Companies in the web industry, just like in any service industry, are incredibly dependent on their employees. After all, unless you’re selling a product or SaaS (and arguably even then still), the work you produce is only as good as the people who produce it. Although certain things are dependent on process, management and workflow, a bespoke web site or system can only be truly great if the designers and developers et al. working on it are great. Get a mediocre designer and your designs will be mediocre and your company will suffer as a result. Indeed, good employees are probably the single most important element of any web agency.
Keeping them happy and motivated though isn’t easy. As my hero Joel Spolsky once said (I forget where), even the most dedicated of employees will never feel as passionate about a company as the owners. Fact. You just can’t rely on normal employees loving a company as much as the founders, putting in the same long hours or having the same dedication regardless of the conditions. Sure, they may come close but ultimately, one day, they will move on. So how do you keep staff happy? And, more importantly, how do you keep them motivated so they will not only be productive but instead actively contribute to the growth of a business and help it excel?
Turns out there’s a very valid and potent reason to companies like Google offering 20% free time to their employees
A lot of people would answer big salaries or cash bonuses to the questions above but I’ve always figured, simply by extrapolating my own my personal desires as a developer and all round web geek, that money was never a big motivator for people. It wasn’t until I watched this excellent video by RSAnimate on a talk given by Dan Pink last year though that it all seemed to click into place. Turns out there’s a very valid and potent reason to companies like Google offering 20% free time to their employees – turns out that there is actual evidence, backed by respectable institutions and studies, that proves that cash does nothing to motivate people when performing cognitive or creative tasks (in fact it can even have a negative effect). What motivates people, as Dan Pink puts it, are three simple things: autonomy, mastery and purpose.

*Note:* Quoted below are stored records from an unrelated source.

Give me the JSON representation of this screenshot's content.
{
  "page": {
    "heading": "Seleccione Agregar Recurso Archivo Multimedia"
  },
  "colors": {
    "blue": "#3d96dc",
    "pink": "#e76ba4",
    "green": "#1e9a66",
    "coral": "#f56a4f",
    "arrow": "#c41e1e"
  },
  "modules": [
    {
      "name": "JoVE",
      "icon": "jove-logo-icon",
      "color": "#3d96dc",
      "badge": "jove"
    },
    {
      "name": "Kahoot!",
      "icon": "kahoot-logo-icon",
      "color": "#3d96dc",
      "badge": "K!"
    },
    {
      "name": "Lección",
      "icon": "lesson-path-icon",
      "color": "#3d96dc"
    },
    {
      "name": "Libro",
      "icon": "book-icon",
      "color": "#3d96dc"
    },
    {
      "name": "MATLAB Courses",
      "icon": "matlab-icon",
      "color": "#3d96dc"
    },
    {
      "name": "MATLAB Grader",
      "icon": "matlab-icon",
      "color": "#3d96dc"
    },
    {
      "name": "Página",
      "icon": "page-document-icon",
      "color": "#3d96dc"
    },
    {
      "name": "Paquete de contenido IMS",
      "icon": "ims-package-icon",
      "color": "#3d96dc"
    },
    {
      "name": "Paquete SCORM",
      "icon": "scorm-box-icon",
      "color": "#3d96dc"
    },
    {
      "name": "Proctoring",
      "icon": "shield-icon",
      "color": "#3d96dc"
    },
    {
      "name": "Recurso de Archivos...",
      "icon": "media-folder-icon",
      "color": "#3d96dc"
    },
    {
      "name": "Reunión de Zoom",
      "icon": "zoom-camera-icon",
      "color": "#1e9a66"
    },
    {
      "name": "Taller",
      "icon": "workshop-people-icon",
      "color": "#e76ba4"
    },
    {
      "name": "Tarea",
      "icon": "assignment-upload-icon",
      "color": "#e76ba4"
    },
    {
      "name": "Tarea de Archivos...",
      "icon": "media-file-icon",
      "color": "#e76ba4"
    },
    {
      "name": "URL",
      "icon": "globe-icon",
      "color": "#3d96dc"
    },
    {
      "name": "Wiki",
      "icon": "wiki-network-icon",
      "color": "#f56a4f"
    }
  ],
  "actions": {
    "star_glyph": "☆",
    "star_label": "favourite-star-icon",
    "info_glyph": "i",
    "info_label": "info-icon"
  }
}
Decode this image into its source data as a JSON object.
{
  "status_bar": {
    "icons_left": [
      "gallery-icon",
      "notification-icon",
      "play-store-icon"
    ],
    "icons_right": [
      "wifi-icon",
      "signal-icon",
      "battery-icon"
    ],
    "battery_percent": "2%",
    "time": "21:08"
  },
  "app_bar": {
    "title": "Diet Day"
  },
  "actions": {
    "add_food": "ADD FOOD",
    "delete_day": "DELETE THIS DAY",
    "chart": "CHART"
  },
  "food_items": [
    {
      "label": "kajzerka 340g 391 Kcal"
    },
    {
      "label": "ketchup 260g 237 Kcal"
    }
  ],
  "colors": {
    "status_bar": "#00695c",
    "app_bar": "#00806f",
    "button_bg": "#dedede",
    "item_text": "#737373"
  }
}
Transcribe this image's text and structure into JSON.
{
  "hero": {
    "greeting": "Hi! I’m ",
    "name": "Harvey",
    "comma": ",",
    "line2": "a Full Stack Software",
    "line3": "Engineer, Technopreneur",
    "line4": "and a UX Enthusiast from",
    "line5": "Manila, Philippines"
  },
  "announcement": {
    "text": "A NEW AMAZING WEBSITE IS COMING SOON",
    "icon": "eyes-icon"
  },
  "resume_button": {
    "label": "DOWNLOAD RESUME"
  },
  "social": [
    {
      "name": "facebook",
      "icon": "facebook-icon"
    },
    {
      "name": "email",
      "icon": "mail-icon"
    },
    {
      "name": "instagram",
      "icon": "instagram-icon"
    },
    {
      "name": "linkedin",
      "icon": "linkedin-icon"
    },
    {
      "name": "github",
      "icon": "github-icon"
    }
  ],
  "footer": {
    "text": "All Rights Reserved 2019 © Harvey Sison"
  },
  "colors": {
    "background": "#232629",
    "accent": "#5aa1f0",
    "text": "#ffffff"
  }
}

The point he makes is that once you remove money from the equation by giving employees enough to live on without worrying about it, what really gets them up out of bed in the morning is the ability to self-directed, to achieve self-satisfaction by mastering something and to be part of something bigger than themselves that has a purpose. I couldn’t agree more and, when I think about it, I realise that these were some of the prime reasons I wanted to start a business.
Environment and atmosphere play a huge role in the happiness and motivation of people in a company too. Again, to paraphrase Joel Spolsky (I’m not his stalker, honest), the best thing you can do is create an office that is so nice a place to be that employees won’t want to leave. Once they’ve started meeting their friends at the office after hours there then you know they really love the place they work in. Of course, creating a good vibe in a work place can be tricky, especially in a small company, but I think by exuding the right atmosphere, starting with the folks at the top, it’s perfectly doable.
the best thing you can do is create an office that is so nice a place to be that employees won’t want to leave
In fact, I don’t think any of this stuff is rocket science. I know what you’re thinking though – it’s easy for companies like Google, Rackspace, and Amazon. These are massive, wealthy businesses that can easily afford to give their staff plenty of benefits and, after all, what’s 20% free time to a company like Google? It’s simply not possible to give all of the staff in a small business lots of free time and plenty of autonomy mixed together with an overall guiding purpose.
But I think it is. So long as money isn’t the primary motivator of starting the business in the first place (and God help anyone who gets into the web industry for the cash alone) then I reckon (read hope) it’s perfectly achievable. By keeping salaries modest and overheads reasonable, a company can have more flexibility to create the right working environment and appeal to the ideals that truly motivate its staff: don’t pay huge wages or big bonuses, give everyone free time every week to learn and work on their own projects instead; don’t take on stupid workloads and force people to work late, give them the time and space to work comfortably; don’t enforce petty rules about time keeping and working hours, let employees feel trusted and autonomous; and strive to create a place to work where everyone is driven together by a single purpose to push the boundaries of the web forward.
At least that’s the plan. But let’s not forget though, the first step is making enough money to live.